7. The system of claim 1, wherein the shoulder is a landing shoulder of the wellhead hanger.
8. The system of claim 1, comprising a hollow wellhead body, wherein the wellhead hanger and the spacer ring are installed within the hollow wellhead body.
9. The system of claim 1, wherein the wellhead hanger is a casing hanger.
10. The system of claim 1, comprising a spring positioned between the spacer ring and the shoulder such that the spring applies a biasing force against the spacer ring.
16. A method comprising:
- attaching a spacer to a wellhead hanger;
- threading a running tool onto the wellhead hanger by rotating the running tool in a first direction with respect to the wellhead hanger to thread the running tool onto the wellhead hanger; and
- drawing the running tool and the spacer into engagement along the wellhead hanger;
- wherein attaching the spacer to the wellhead hanger includes threading the spacer onto the wellhead hanger by rotating the spacer with respect to the wellhead hanger in a second direction, opposite the first direction, to thread the spacer onto the wellhead hanger.
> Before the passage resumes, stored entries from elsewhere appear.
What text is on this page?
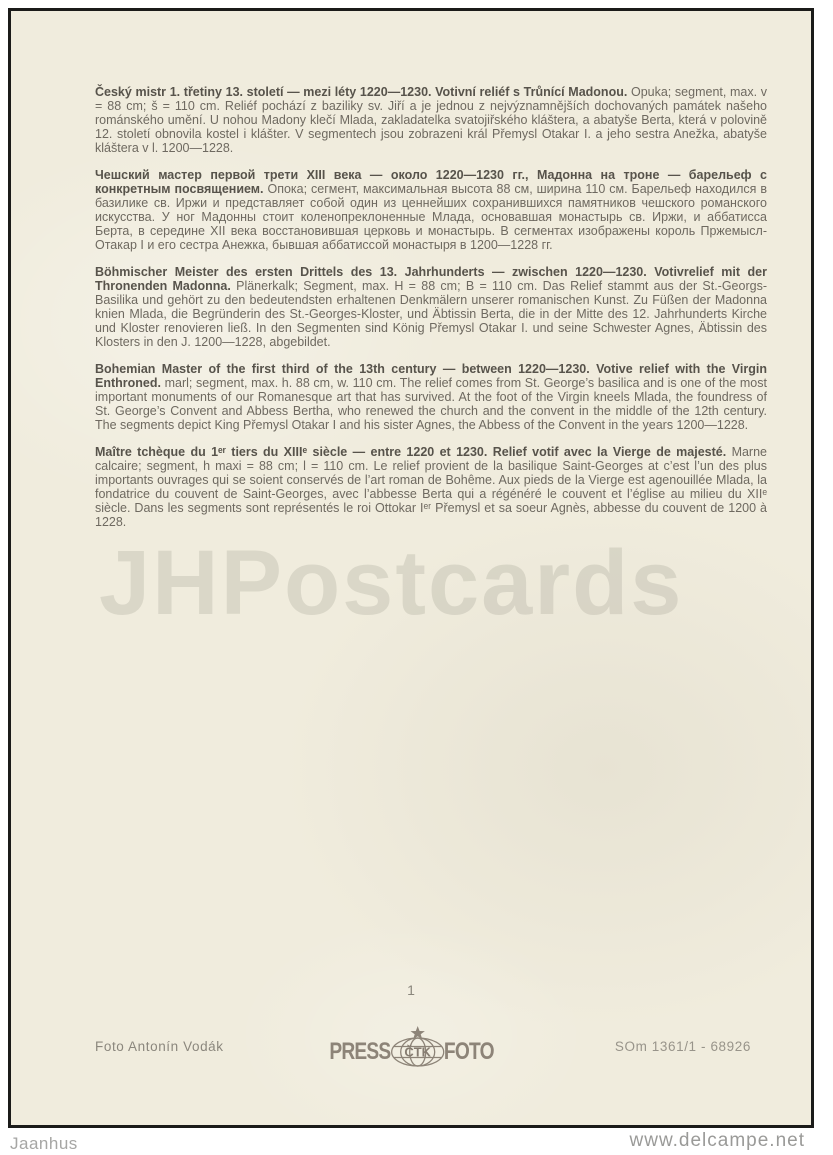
Český mistr 1. třetiny 13. století — mezi léty 1220—1230. Votivní reliéf s Trůnící Madonou. Opuka; segment, max. v = 88 cm; š = 110 cm. Reliéf pochází z baziliky sv. Jiří a je jednou z nejvýznamnějších dochovaných památek našeho románského umění. U nohou Madony klečí Mlada, zakladatelka svatojiřského kláštera, a abatyše Berta, která v polovině 12. století obnovila kostel i klášter. V segmentech jsou zobrazeni král Přemysl Otakar I. a jeho sestra Anežka, abatyše kláštera v l. 1200—1228.

Чешский мастер первой трети XIII века — около 1220—1230 гг., Мадонна на троне — барельеф с конкретным посвящением. Опока; сегмент, максимальная высота 88 см, ширина 110 см. Барельеф находился в базилике св. Иржи и представляет собой один из ценнейших сохранившихся памятников чешского романского искусства. У ног Мадонны стоит коленопреклоненные Млада, основавшая монастырь св. Иржи, и аббатисса Берта, в середине XII века восстановившая церковь и монастырь. В сегментах изображены король Пржемысл-Отакар I и его сестра Анежка, бывшая аббатиссой монастыря в 1200—1228 гг.

Böhmischer Meister des ersten Drittels des 13. Jahrhunderts — zwischen 1220—1230. Votivrelief mit der Thronenden Madonna. Plänerkalk; Segment, max. H = 88 cm; B = 110 cm. Das Relief stammt aus der St.-Georgs-Basilika und gehört zu den bedeutendsten erhaltenen Denkmälern unserer romanischen Kunst. Zu Füßen der Madonna knien Mlada, die Begründerin des St.-Georges-Kloster, und Äbtissin Berta, die in der Mitte des 12. Jahrhunderts Kirche und Kloster renovieren ließ. In den Segmenten sind König Přemysl Otakar I. und seine Schwester Agnes, Äbtissin des Klosters in den J. 1200—1228, abgebildet.

Bohemian Master of the first third of the 13th century — between 1220—1230. Votive relief with the Virgin Enthroned. marl; segment, max. h. 88 cm, w. 110 cm. The relief comes from St. George’s basilica and is one of the most important monuments of our Romanesque art that has survived. At the foot of the Virgin kneels Mlada, the foundress of St. George’s Convent and Abbess Bertha, who renewed the church and the convent in the middle of the 12th century. The segments depict King Přemysl Otakar I and his sister Agnes, the Abbess of the Convent in the years 1200—1228.

Maître tchèque du 1ᵉʳ tiers du XIIIᵉ siècle — entre 1220 et 1230. Relief votif avec la Vierge de majesté. Marne calcaire; segment, h maxi = 88 cm; l = 110 cm. Le relief provient de la basilique Saint-Georges at c’est l’un des plus importants ouvrages qui se soient conservés de l’art roman de Bohême. Aux pieds de la Vierge est agenouillée Mlada, la fondatrice du couvent de Saint-Georges, avec l’abbesse Berta qui a régénéré le couvent et l’église au milieu du XIIᵉ siècle. Dans les segments sont représentés le roi Ottokar Iᵉʳ Přemysl et sa soeur Agnès, abbesse du couvent de 1200 à 1228.

JHPostcards
1
Foto Antonín Vodák	PRESS ČTK FOTO	SOm 1361/1 - 68926
Jaanhus	www.delcampe.net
17. The method of claim 16, comprising lowering a casing string attached to the wellhead hanger into a well.
18. A method comprising:
- attaching a spacer to a wellhead hanger;
- threading a running tool onto the wellhead hanger by rotating the running tool in a first direction with respect to the wellhead hanger to thread the running tool onto the wellhead hanger;
- drawing the running tool and the spacer into engagement along the wellhead hanger;
- lowering a casing string attached to the wellhead hanger into a well; and
- rotating the casing string in the first direction via the wellhead hanger and the running tool, wherein the engagement of the running tool with the spacer causes rotation of the running tool to be applied to the wellhead hanger and the spacer reduces torque needed to unthread the running tool from the wellhead hanger.
20. The method of claim 16, comprising positioning a spring between the spacer and a shoulder of the wellhead hanger.